I'm scared that something will happen to Matthew, leaving me alone...

Mainly, I'm scared of everything right now.

This goes away, right??

Monday, January 17, 2011

Dear Edamame

Hi there sweet baby!

I am so very excited about your impending arrival, even if I still have to wait another 25 weeks to meet you. Daddy, Abigail and I will patiently wait for you. Stay in there as long as needed for you to get here. Please don't come early like your big sister did.

When Daddy and I found out you were coming we were surprised, but happier than you can even imagine. We know you're the puzzle piece that has been missing from our sweet family without us even knowing it. We absolutely adore you already and haven't even gotten to see your sweet face yet.

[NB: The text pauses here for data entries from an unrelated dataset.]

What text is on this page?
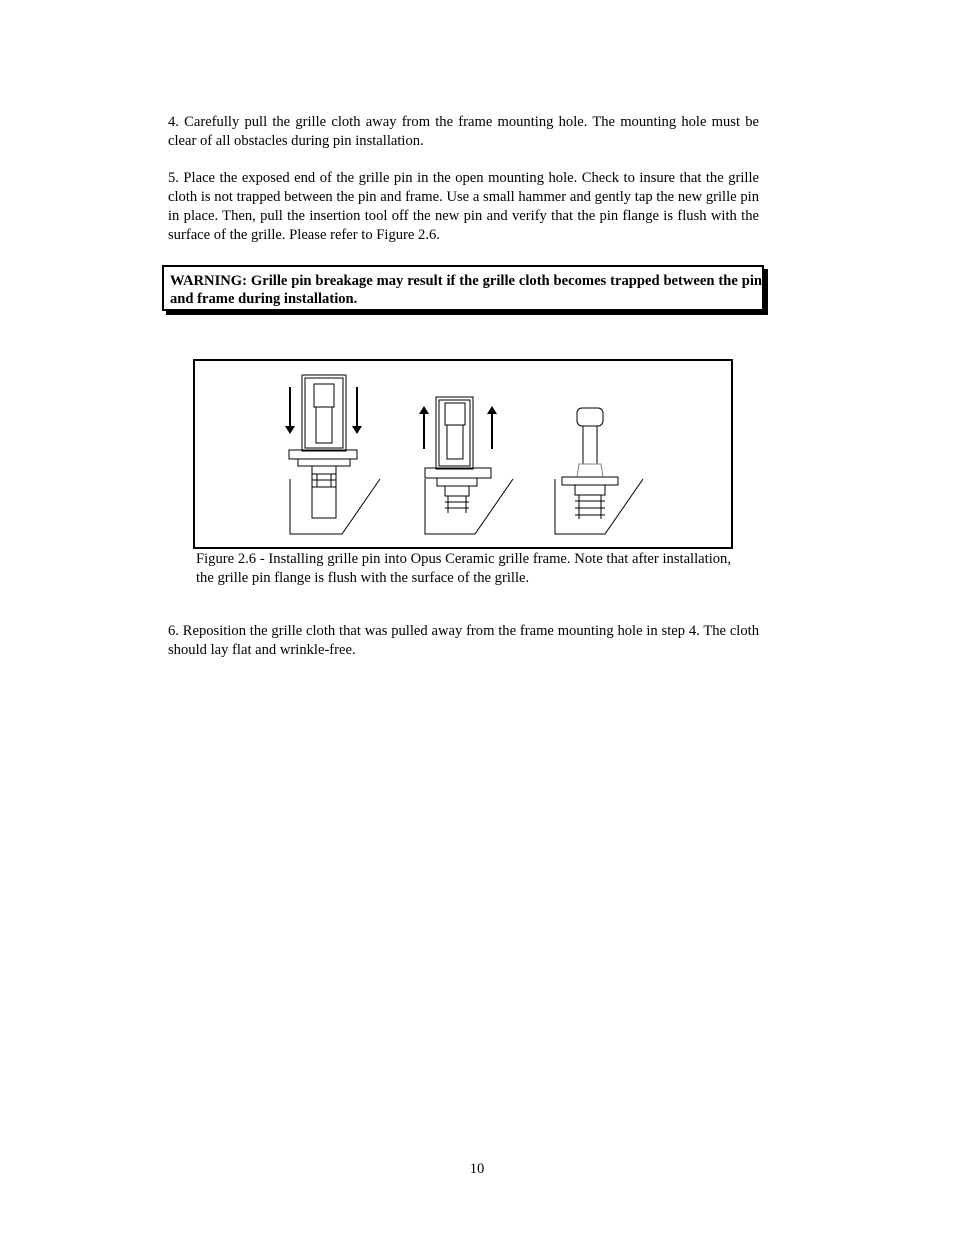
4. Carefully pull the grille cloth away from the frame mounting hole. The mounting hole must be clear of all obstacles during pin installation.

5. Place the exposed end of the grille pin in the open mounting hole. Check to insure that the grille cloth is not trapped between the pin and frame. Use a small hammer and gently tap the new grille pin in place. Then, pull the insertion tool off the new pin and verify that the pin flange is flush with the surface of the grille. Please refer to Figure 2.6.

WARNING: Grille pin breakage may result if the grille cloth becomes trapped between the pin and frame during installation.

Figure 2.6 - Installing grille pin into Opus Ceramic grille frame. Note that after installation, the grille pin flange is flush with the surface of the grille.

6. Reposition the grille cloth that was pulled away from the frame mounting hole in step 4. The cloth should lay flat and wrinkle-free.

10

You big sister is already the best big sister there's ever been. She is so excited about all the things she's going to get to teach you. You probably already know this, but she talks to you every night. She is actually the one that named you Edamame. She is so silly.

We have had some great times, you and I. I'm thankful the "pukies" have left us behind. Thanks for that. It makes mommy very happy to have an appetite again.

Thank you baby, for choosing me and Daddy. We already feel so lucky to be your parents.